The other day I wrote about the complex story of scurvy and Vitamin C. But, of course, it's not just an interesting story of the ambiguities of scientific discovery and the unobviousness of explanations, it's also a metaphor for the collapse of complex systems (like our financial system).
But what isn't a metaphor for the collapse of our financial system?
Consider: when sailing journeys took months away from shore, and blockading ships might stay on station for years, the discovery that something in fresh citrus juice prevented scurvy was incredibly valuable, and gave the British navy a distinct edge in performance. No one was going to monkey with it, though no one really understood what the causes of scurvy were, or how the juice prevented it.
When steamships cut travel time, fresh food (which also contains Vitamin C) was more available, and there was no long-term blockade duty, the need to specifically protect against scurvy grew much less. No one still knew the causes, but they had other things to think about.
So they thought about buying from domestic citrus producers, and shifted from high Vitamin C Sicilian lemons to much less effective West Indies limes.
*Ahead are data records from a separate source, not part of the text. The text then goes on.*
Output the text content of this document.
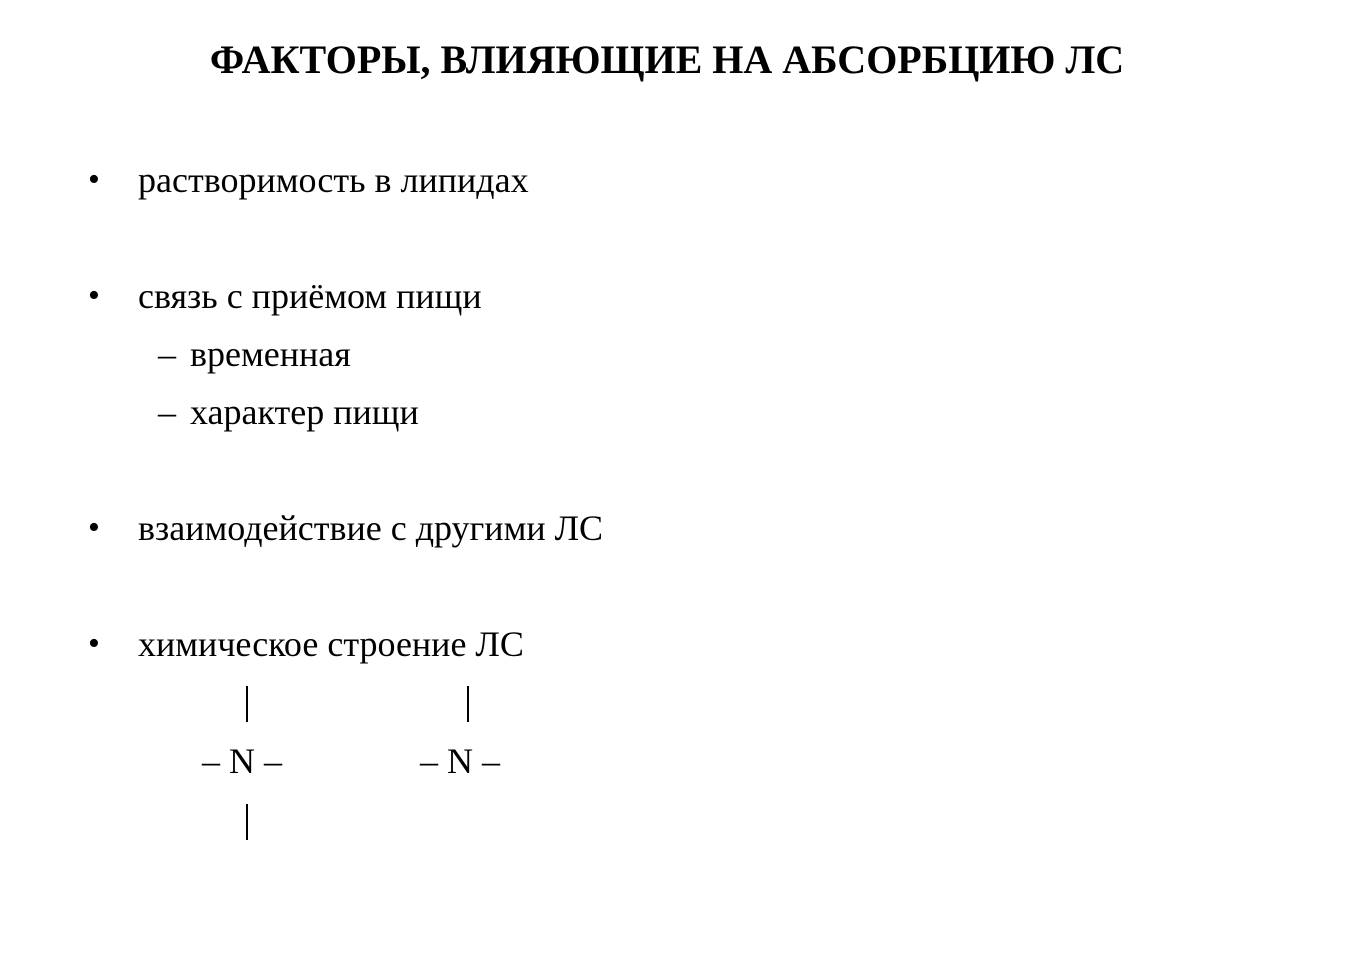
ФАКТОРЫ, ВЛИЯЮЩИЕ НА АБСОРБЦИЮ ЛС
• растворимость в липидах
• связь с приёмом пищи
– временная
– характер пищи
• взаимодействие с другими ЛС
• химическое строение ЛС
– N –	– N –
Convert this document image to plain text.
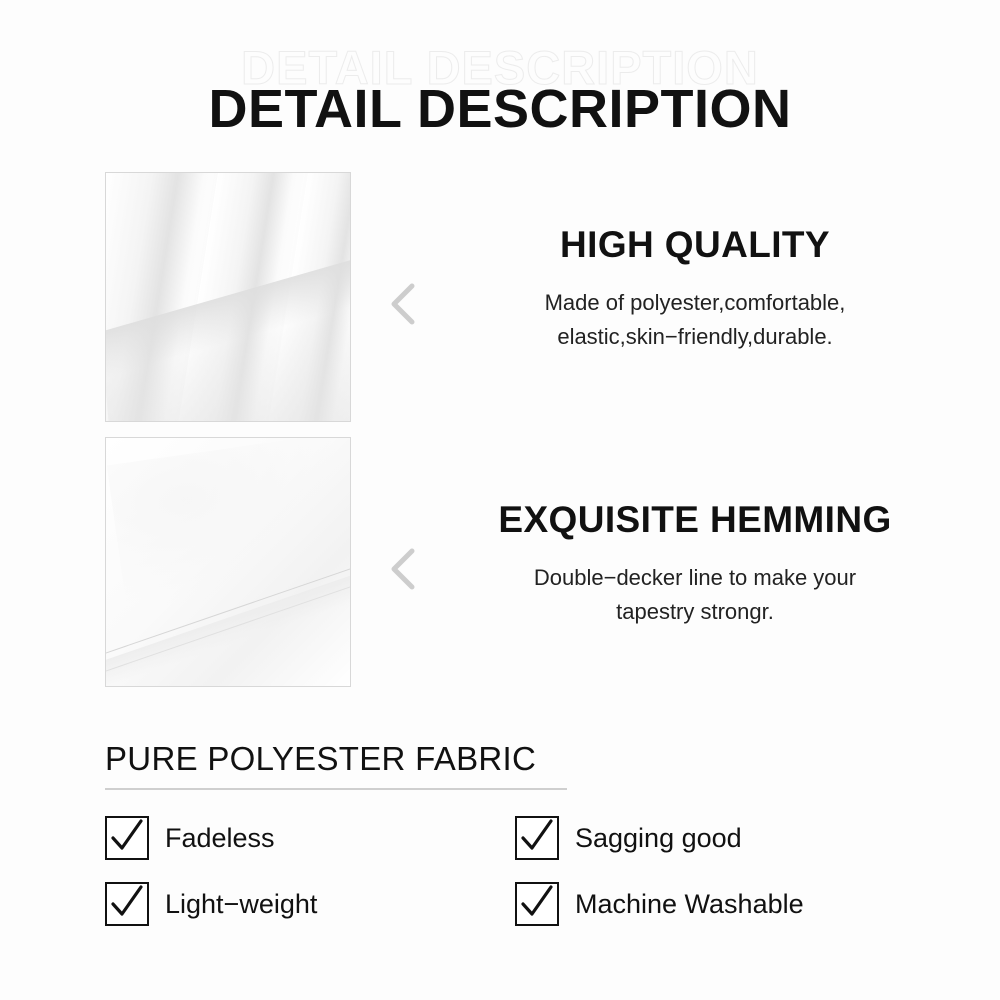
DETAIL DESCRIPTION
DETAIL DESCRIPTION
HIGH QUALITY
Made of polyester,comfortable,
elastic,skin−friendly,durable.
EXQUISITE HEMMING
Double−decker line to make your
tapestry strongr.
PURE POLYESTER FABRIC
Fadeless	Sagging good
Light−weight	Machine Washable
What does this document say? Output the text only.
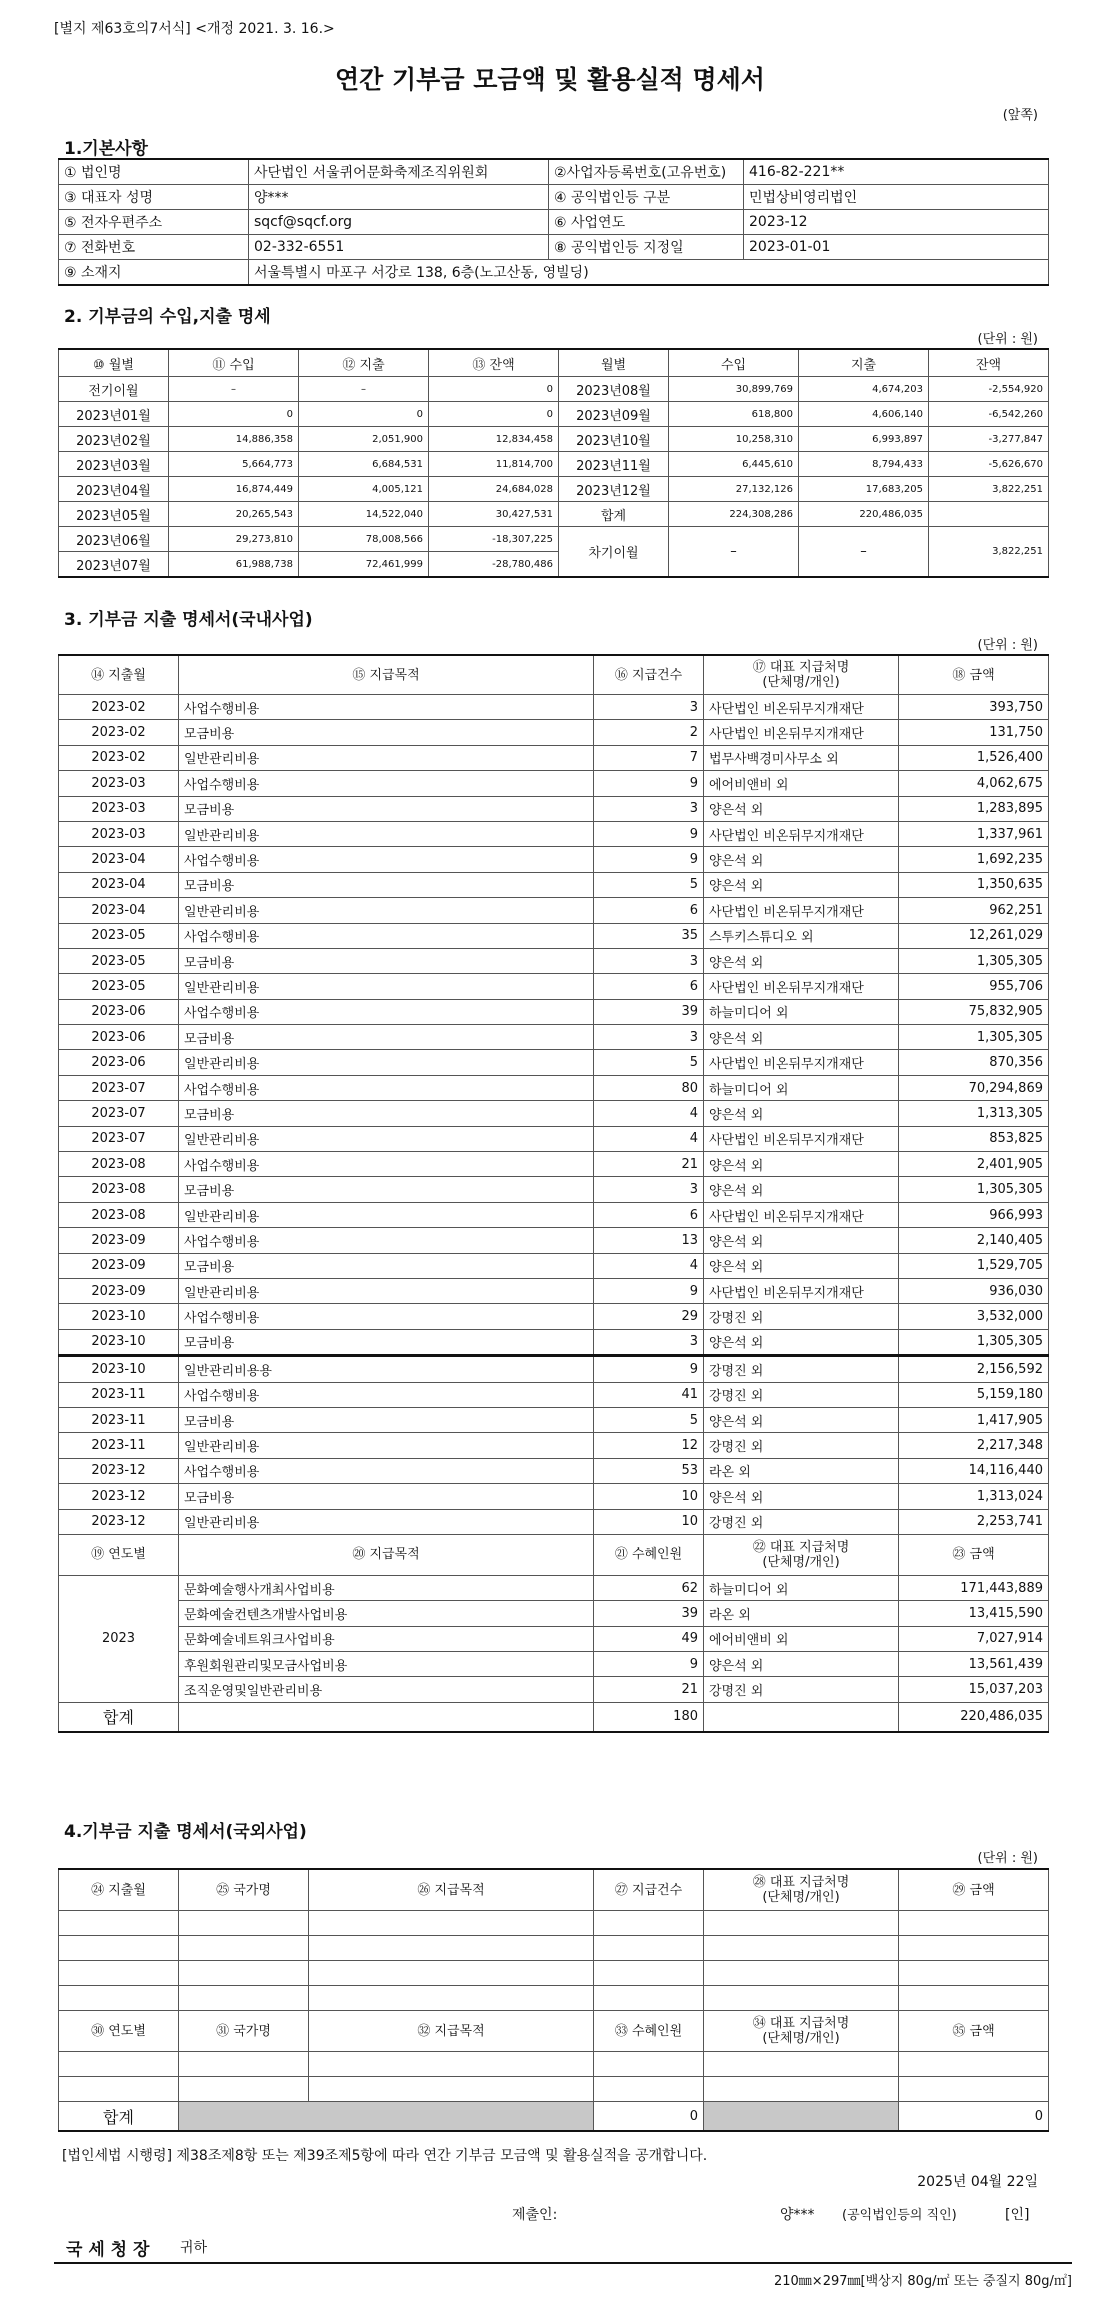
[별지 제63호의7서식] <개정 2021. 3. 16.>
연간 기부금 모금액 및 활용실적 명세서
(앞쪽)
1.기본사항
① 법인명	사단법인 서울퀴어문화축제조직위원회	②사업자등록번호(고유번호)	416-82-221**
③ 대표자 성명	양***	④ 공익법인등 구분	민법상비영리법인
⑤ 전자우편주소	sqcf@sqcf.org	⑥ 사업연도	2023-12
⑦ 전화번호	02-332-6551	⑧ 공익법인등 지정일	2023-01-01
⑨ 소재지	서울특별시 마포구 서강로 138, 6층(노고산동, 영빌딩)		
2. 기부금의 수입,지출 명세
(단위 : 원)
⑩ 월별	⑪ 수입	⑫ 지출	⑬ 잔액	월별	수입	지출	잔액
전기이월	–	–	0	2023년08월	30,899,769	4,674,203	-2,554,920
2023년01월	0	0	0	2023년09월	618,800	4,606,140	-6,542,260
2023년02월	14,886,358	2,051,900	12,834,458	2023년10월	10,258,310	6,993,897	-3,277,847
2023년03월	5,664,773	6,684,531	11,814,700	2023년11월	6,445,610	8,794,433	-5,626,670
2023년04월	16,874,449	4,005,121	24,684,028	2023년12월	27,132,126	17,683,205	3,822,251
2023년05월	20,265,543	14,522,040	30,427,531	합계	224,308,286	220,486,035	
2023년06월	29,273,810	78,008,566	-18,307,225	차기이월	–	–	3,822,251
2023년07월	61,988,738	72,461,999	-28,780,486				
3. 기부금 지출 명세서(국내사업)
(단위 : 원)
⑭ 지출월	⑮ 지급목적	⑯ 지급건수	⑰ 대표 지급처명
(단체명/개인)	⑱ 금액
2023-02	사업수행비용	3	사단법인 비온뒤무지개재단	393,750
2023-02	모금비용	2	사단법인 비온뒤무지개재단	131,750
2023-02	일반관리비용	7	법무사백경미사무소 외	1,526,400
2023-03	사업수행비용	9	에어비앤비 외	4,062,675
2023-03	모금비용	3	양은석 외	1,283,895
2023-03	일반관리비용	9	사단법인 비온뒤무지개재단	1,337,961
2023-04	사업수행비용	9	양은석 외	1,692,235
2023-04	모금비용	5	양은석 외	1,350,635
2023-04	일반관리비용	6	사단법인 비온뒤무지개재단	962,251
2023-05	사업수행비용	35	스투키스튜디오 외	12,261,029
2023-05	모금비용	3	양은석 외	1,305,305
2023-05	일반관리비용	6	사단법인 비온뒤무지개재단	955,706
2023-06	사업수행비용	39	하늘미디어 외	75,832,905
2023-06	모금비용	3	양은석 외	1,305,305
2023-06	일반관리비용	5	사단법인 비온뒤무지개재단	870,356
2023-07	사업수행비용	80	하늘미디어 외	70,294,869
2023-07	모금비용	4	양은석 외	1,313,305
2023-07	일반관리비용	4	사단법인 비온뒤무지개재단	853,825
2023-08	사업수행비용	21	양은석 외	2,401,905
2023-08	모금비용	3	양은석 외	1,305,305
2023-08	일반관리비용	6	사단법인 비온뒤무지개재단	966,993
2023-09	사업수행비용	13	양은석 외	2,140,405
2023-09	모금비용	4	양은석 외	1,529,705
2023-09	일반관리비용	9	사단법인 비온뒤무지개재단	936,030
2023-10	사업수행비용	29	강명진 외	3,532,000
2023-10	모금비용	3	양은석 외	1,305,305
2023-10	일반관리비용용	9	강명진 외	2,156,592
2023-11	사업수행비용	41	강명진 외	5,159,180
2023-11	모금비용	5	양은석 외	1,417,905
2023-11	일반관리비용	12	강명진 외	2,217,348
2023-12	사업수행비용	53	라온 외	14,116,440
2023-12	모금비용	10	양은석 외	1,313,024
2023-12	일반관리비용	10	강명진 외	2,253,741
⑲ 연도별	⑳ 지급목적	㉑ 수혜인원	㉒ 대표 지급처명
(단체명/개인)	㉓ 금액
2023	문화예술행사개최사업비용	62	하늘미디어 외	171,443,889
	문화예술컨텐츠개발사업비용	39	라온 외	13,415,590
	문화예술네트워크사업비용	49	에어비앤비 외	7,027,914
	후원회원관리및모금사업비용	9	양은석 외	13,561,439
	조직운영및일반관리비용	21	강명진 외	15,037,203
합계		180		220,486,035
4.기부금 지출 명세서(국외사업)
(단위 : 원)
㉔ 지출월	㉕ 국가명	㉖ 지급목적	㉗ 지급건수	㉘ 대표 지급처명
(단체명/개인)	㉙ 금액

㉚ 연도별	㉛ 국가명	㉜ 지급목적	㉝ 수혜인원	㉞ 대표 지급처명
(단체명/개인)	㉟ 금액

합계			0		0
[법인세법 시행령] 제38조제8항 또는 제39조제5항에 따라 연간 기부금 모금액 및 활용실적을 공개합니다.
2025년 04월 22일
제출인:	양*** (공익법인등의 직인)	[인]
국 세 청 장 귀하
210㎜×297㎜[백상지 80g/㎡ 또는 중질지 80g/㎡]
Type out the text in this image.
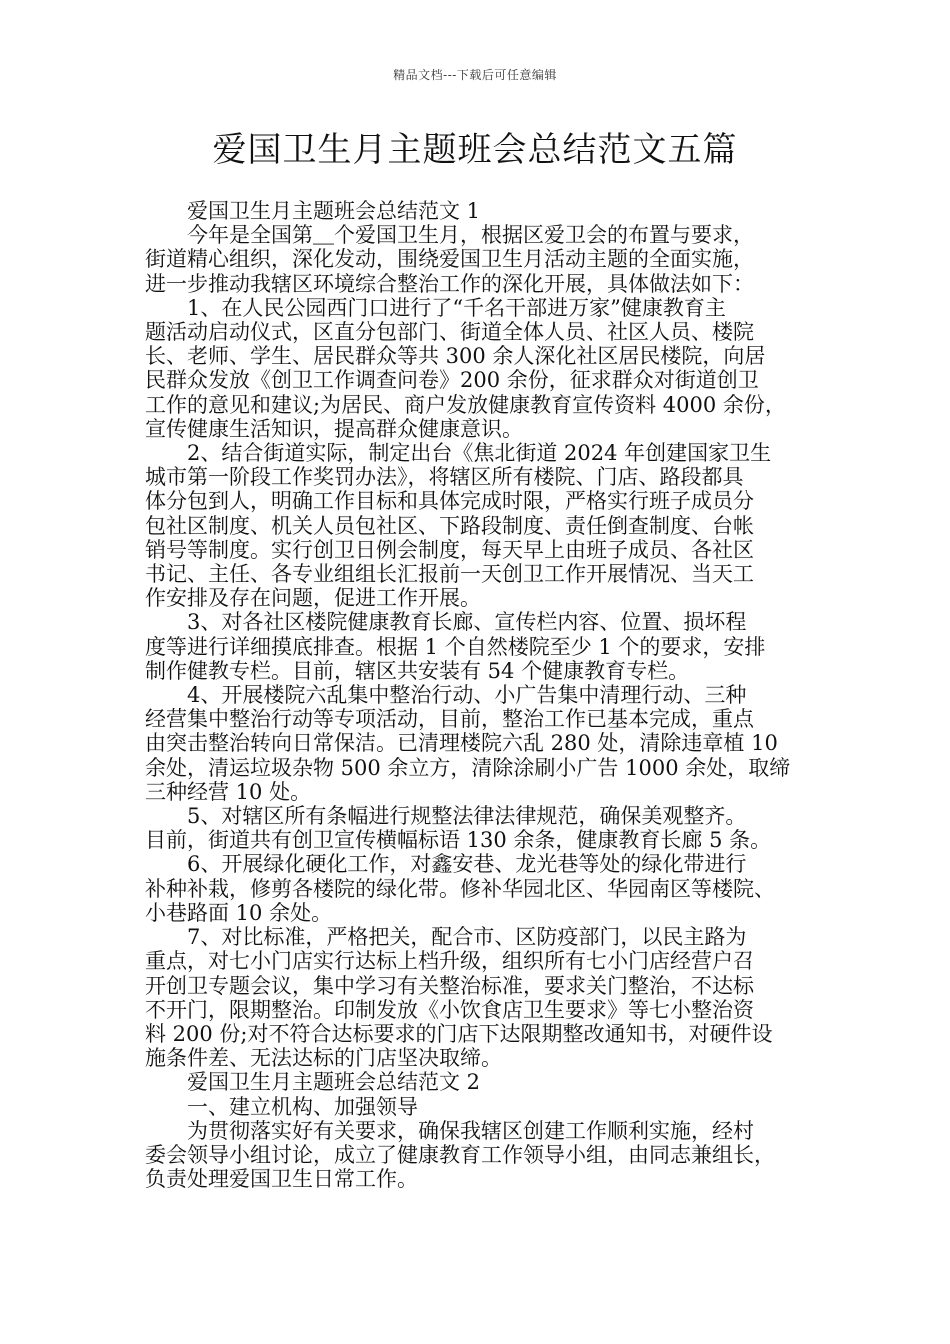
精品文档---下载后可任意编辑
爱国卫生月主题班会总结范文五篇
爱国卫生月主题班会总结范文 1
今年是全国第＿个爱国卫生月，根据区爱卫会的布置与要求，
街道精心组织，深化发动，围绕爱国卫生月活动主题的全面实施，
进一步推动我辖区环境综合整治工作的深化开展，具体做法如下：
1、在人民公园西门口进行了“千名干部进万家”健康教育主
题活动启动仪式，区直分包部门、街道全体人员、社区人员、楼院
长、老师、学生、居民群众等共 300 余人深化社区居民楼院，向居
民群众发放《创卫工作调查问卷》200 余份，征求群众对街道创卫
工作的意见和建议;为居民、商户发放健康教育宣传资料 4000 余份，
宣传健康生活知识，提高群众健康意识。
2、结合街道实际，制定出台《焦北街道 2024 年创建国家卫生
城市第一阶段工作奖罚办法》，将辖区所有楼院、门店、路段都具
体分包到人，明确工作目标和具体完成时限，严格实行班子成员分
包社区制度、机关人员包社区、下路段制度、责任倒查制度、台帐
销号等制度。实行创卫日例会制度，每天早上由班子成员、各社区
书记、主任、各专业组组长汇报前一天创卫工作开展情况、当天工
作安排及存在问题，促进工作开展。
3、对各社区楼院健康教育长廊、宣传栏内容、位置、损坏程
度等进行详细摸底排查。根据 1 个自然楼院至少 1 个的要求，安排
制作健教专栏。目前，辖区共安装有 54 个健康教育专栏。
4、开展楼院六乱集中整治行动、小广告集中清理行动、三种
经营集中整治行动等专项活动，目前，整治工作已基本完成，重点
由突击整治转向日常保洁。已清理楼院六乱 280 处，清除违章植 10
余处，清运垃圾杂物 500 余立方，清除涂刷小广告 1000 余处，取缔
三种经营 10 处。
5、对辖区所有条幅进行规整法律法律规范，确保美观整齐。
目前，街道共有创卫宣传横幅标语 130 余条，健康教育长廊 5 条。
6、开展绿化硬化工作，对鑫安巷、龙光巷等处的绿化带进行
补种补栽，修剪各楼院的绿化带。修补华园北区、华园南区等楼院、
小巷路面 10 余处。
7、对比标准，严格把关，配合市、区防疫部门，以民主路为
重点，对七小门店实行达标上档升级，组织所有七小门店经营户召
开创卫专题会议，集中学习有关整治标准，要求关门整治，不达标
不开门，限期整治。印制发放《小饮食店卫生要求》等七小整治资
料 200 份;对不符合达标要求的门店下达限期整改通知书，对硬件设
施条件差、无法达标的门店坚决取缔。
爱国卫生月主题班会总结范文 2
一、建立机构、加强领导
为贯彻落实好有关要求，确保我辖区创建工作顺利实施，经村
委会领导小组讨论，成立了健康教育工作领导小组，由同志兼组长，
负责处理爱国卫生日常工作。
They improved production and storage, using copper vessels, and reduced Vitamin C further.
The safety margin had been reduced, but it didn't become obvious until someone made another long trip away from fresh food--in this case, exploring the Antarctic. And scurvy again became a problem. Fortunately, in this case, the problem was limited to a few self-torturers obsessed with testing human survival.
A few years ago, we opened up the wall of our kitchen to do some work, and discovered that someone (in our family mythology, "Uncle Louie"--many people have a relative who overclaims his ability, but gets used because he's free) had casually cut through all the studs to run a waste stack vent pipe. The only thing supporting that corner of the house turned out to be the cast-iron waste pipe from the upstairs bathroom. Undiscovered, this could have led to serious damage at that end of the house.
We're coming out of a period where we made a lot of things easier at the cost of unknowingly assuming huge amounts of risk. But, when times are good, those who carefully hedge against risks show lower returns. I don't have a solution to this, except to suggest a little humbleness as to what can be known ahead of time. Everything that was a complete mystery before is obvious after. Try to remember how little was known before. Vitamin C didn't get isolated until the early 1930s.
On the other hand, there was nothing "unknown" about the risk of cutting through support studs on a balloon frame house. Uncle Louie has no excuse.